Прежде всех других богов водружены над каскадом Нептун и Амфитрита – морские владыки, вступившие в союз с Петром. Представляют здесь мощь российского флота. На стенке каскада рельефом – подвиги Персея. Побеждает морского змея, то есть Швецию, освобождает Андромеду – понимай, Интрига. В образе витязя Пётр в слитности с отечеством.

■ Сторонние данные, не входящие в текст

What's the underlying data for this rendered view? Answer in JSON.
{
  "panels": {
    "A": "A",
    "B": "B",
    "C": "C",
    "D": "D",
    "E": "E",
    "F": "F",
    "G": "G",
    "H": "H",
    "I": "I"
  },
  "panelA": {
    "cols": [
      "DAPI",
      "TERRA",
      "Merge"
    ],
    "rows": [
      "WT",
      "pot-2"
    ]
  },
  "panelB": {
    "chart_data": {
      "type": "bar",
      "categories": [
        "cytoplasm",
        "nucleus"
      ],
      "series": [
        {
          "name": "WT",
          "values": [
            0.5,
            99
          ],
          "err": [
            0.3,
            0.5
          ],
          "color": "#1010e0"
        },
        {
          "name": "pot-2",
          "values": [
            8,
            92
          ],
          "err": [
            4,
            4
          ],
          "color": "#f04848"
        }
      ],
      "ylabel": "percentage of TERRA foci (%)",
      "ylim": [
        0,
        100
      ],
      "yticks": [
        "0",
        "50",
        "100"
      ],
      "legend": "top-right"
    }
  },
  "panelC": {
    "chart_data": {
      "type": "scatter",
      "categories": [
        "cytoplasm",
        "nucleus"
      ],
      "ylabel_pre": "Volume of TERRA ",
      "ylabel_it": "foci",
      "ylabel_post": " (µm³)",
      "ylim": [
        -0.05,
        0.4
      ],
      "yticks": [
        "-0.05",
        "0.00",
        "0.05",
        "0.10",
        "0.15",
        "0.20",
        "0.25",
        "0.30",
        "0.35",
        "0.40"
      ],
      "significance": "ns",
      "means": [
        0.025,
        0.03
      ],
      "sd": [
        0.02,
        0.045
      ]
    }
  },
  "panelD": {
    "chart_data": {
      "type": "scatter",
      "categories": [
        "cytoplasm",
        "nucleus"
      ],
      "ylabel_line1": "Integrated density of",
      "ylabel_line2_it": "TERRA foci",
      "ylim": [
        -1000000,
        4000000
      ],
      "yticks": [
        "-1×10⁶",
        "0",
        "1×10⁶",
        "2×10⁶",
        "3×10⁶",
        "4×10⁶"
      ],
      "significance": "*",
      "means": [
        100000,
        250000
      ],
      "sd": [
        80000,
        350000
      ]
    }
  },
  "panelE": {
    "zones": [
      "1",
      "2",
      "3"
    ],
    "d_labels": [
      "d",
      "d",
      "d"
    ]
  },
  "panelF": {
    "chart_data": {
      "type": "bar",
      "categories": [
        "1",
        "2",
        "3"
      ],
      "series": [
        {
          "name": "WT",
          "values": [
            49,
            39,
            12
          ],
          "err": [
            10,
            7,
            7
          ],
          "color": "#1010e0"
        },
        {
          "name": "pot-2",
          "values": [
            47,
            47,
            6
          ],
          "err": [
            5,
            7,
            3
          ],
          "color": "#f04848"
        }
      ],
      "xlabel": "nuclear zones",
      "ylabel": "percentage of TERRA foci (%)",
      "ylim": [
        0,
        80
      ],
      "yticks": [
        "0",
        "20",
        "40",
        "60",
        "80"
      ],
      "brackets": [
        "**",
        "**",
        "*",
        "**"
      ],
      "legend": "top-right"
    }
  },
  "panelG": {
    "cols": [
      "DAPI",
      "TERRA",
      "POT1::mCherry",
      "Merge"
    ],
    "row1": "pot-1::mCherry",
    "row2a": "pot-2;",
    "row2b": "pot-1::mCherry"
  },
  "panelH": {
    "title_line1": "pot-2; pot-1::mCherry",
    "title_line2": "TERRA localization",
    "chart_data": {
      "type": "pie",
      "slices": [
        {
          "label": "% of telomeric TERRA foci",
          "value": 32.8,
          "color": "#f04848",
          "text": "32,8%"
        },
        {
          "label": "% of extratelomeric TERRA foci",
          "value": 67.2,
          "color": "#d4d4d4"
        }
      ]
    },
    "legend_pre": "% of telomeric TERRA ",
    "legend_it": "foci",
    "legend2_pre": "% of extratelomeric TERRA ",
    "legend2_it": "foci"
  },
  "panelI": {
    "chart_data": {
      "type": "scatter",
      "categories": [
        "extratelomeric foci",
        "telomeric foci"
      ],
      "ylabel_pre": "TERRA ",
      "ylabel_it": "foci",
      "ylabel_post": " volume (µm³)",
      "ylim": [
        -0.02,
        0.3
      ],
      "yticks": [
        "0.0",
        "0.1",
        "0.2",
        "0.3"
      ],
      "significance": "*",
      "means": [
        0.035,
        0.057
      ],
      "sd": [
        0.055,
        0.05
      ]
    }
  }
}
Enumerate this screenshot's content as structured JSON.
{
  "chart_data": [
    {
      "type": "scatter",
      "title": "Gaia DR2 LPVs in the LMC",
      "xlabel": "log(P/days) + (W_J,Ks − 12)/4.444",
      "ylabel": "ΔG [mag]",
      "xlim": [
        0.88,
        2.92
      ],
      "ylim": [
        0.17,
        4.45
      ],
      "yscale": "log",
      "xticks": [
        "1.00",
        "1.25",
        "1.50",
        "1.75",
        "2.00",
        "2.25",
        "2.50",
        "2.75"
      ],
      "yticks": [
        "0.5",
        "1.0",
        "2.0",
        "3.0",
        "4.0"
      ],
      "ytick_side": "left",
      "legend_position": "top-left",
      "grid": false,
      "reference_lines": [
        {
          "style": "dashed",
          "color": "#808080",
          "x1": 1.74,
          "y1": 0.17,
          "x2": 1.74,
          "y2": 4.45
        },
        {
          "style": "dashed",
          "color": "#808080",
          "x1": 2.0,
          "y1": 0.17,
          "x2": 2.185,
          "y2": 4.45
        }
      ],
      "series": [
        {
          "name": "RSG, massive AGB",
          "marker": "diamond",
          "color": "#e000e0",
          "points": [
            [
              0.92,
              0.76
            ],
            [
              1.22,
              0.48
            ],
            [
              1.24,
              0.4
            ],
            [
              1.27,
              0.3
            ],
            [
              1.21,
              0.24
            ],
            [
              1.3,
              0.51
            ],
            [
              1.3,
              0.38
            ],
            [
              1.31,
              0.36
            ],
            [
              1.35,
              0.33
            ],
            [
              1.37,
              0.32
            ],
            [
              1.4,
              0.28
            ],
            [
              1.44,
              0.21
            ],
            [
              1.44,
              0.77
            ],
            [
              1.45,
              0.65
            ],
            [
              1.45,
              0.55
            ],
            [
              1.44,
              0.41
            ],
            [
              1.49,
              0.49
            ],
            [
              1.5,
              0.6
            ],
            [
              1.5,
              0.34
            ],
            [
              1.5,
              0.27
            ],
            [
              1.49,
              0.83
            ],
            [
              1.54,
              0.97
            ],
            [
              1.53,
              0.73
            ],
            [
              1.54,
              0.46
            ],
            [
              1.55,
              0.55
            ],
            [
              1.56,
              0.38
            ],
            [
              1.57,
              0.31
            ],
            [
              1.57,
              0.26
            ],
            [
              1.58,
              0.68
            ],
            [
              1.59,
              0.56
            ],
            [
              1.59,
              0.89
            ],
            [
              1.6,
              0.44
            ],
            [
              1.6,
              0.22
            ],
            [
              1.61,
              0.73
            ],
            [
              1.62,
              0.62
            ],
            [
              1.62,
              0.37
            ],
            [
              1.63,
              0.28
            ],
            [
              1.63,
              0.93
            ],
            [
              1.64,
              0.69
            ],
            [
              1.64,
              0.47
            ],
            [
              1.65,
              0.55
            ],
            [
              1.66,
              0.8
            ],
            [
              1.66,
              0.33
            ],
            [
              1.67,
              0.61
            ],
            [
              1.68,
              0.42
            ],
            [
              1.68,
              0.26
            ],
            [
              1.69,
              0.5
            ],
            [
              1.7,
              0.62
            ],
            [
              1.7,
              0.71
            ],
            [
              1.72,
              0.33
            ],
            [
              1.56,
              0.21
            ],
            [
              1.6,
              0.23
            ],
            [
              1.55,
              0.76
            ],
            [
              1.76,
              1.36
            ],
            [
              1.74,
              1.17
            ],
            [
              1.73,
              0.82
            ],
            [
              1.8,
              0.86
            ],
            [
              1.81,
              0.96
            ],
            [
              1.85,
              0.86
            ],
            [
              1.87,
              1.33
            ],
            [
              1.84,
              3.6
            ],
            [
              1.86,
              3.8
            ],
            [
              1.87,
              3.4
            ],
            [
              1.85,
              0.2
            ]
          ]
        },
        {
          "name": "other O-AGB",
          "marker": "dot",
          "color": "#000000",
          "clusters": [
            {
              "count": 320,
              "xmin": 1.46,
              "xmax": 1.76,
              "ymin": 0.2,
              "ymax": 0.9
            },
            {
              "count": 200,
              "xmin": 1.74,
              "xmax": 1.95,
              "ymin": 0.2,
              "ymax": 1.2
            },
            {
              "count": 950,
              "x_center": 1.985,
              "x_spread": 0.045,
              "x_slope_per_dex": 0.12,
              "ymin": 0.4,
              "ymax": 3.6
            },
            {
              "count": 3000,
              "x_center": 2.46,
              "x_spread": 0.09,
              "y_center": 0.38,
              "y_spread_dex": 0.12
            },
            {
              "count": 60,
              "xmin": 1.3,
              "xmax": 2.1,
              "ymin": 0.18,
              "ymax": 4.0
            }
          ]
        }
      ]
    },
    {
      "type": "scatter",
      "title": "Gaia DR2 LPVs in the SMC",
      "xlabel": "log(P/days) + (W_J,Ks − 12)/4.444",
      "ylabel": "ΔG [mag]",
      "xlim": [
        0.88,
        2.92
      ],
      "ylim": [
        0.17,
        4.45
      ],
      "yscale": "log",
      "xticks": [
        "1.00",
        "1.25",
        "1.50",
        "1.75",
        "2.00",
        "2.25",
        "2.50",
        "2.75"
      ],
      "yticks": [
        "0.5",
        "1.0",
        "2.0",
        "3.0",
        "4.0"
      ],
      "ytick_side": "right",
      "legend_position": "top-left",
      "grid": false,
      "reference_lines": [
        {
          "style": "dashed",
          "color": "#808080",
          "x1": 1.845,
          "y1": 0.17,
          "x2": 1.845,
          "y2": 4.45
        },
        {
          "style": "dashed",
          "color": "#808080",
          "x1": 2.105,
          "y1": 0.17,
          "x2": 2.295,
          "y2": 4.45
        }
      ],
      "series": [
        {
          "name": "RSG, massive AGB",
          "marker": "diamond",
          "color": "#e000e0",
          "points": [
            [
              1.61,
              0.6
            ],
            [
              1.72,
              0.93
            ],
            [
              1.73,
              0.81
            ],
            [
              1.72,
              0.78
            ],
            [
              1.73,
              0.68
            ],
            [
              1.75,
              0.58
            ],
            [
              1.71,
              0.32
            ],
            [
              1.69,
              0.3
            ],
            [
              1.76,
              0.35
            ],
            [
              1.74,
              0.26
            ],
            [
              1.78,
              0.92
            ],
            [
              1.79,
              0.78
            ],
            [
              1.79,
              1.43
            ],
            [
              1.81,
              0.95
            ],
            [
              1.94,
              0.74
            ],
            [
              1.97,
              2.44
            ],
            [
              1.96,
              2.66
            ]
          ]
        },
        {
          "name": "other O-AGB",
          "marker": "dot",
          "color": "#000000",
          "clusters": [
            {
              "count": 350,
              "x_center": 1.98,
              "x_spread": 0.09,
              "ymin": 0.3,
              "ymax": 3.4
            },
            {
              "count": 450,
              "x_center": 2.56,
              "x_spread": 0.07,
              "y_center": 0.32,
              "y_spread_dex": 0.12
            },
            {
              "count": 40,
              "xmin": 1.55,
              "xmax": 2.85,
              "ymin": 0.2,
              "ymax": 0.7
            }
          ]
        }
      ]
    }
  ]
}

Наглец Фаэтон влез в колесницу Гелиоса – солнечного бога, осмелился управлять ею и, опалённый жаром, упал в реку Эридан и погиб. Скульптура – в память о Полтаве. «Вся неприятельская армия Фаэтонов конец восприяла», – сказал царь о великой виктории.
Уже более двадцати изваяний расставлено в «нижнем огороде» – по выбору Петра, в назидание посетителю.
Красота и поучение...
* * *
Конники генерала Вейде рыскали попусту. Веселовский молчал долго. Лишь в январе подал весть: обнаружен-де след Алексея во Франкфурте-на-Одере, ведёт к Вене.
Так и есть, сбежал... Беда тяжелейшая, преступление в России небывалое, позор на царский дом.
Худо начался 1717 год.
Броситься сей же миг из Амстердама, собственными руками схватить сына-изменника... Ненавистна комната, выходящая окнами на тихий, припорошённый снегом канал, душат стены, пропитанное потом одеяло. Арескин говорит – ажитация нервов опасная. Отмеривает успокоительное. Екатерина в сотый раз повторяет:
– Гнев есть начало безумия.
Императору вручён запрос: не имеет ли сведений об Алексее, скрывшемся неизвестно куда? Ответ недоумённый – мол, ведать не ведаем. Чего хочет Карл Шестой? Силой, что ли, отбивать Алёшку?
По каналу медленно проплывают суда, колют тонкий ледок, звенящий стеклянно. Время будто застыло. Мнится – в окнах решётки тюремные, на ногах цепи. Проклятое, отвратительное бессилие...
– Мямлит Веселовский. Твёрдо надо с цесарем... Ох, слуги мои! Без меня ровно младенцы.
Отвлекают обычно, проливают бальзам письма из Петербурга. Ныне там не всё ладно. Великие ссоры были... Алексашка будто бы примирил Леблона с итальянцем. Врёт небось... Художники – народ обидчивый.
– А француз бравый, Катеринушка. Хает наше строение, так ведь дельно хает.
Губернатору, чувствуется, неудобен. Во все щели нос тычет. Свои пять тысяч отрабатывает. Советы губернатору, претензии... Так и надо! Судит неряшество наше.
– У Алексашки морда кислая. Отсюда вижу... Боюсь, не съели бы там моего француза.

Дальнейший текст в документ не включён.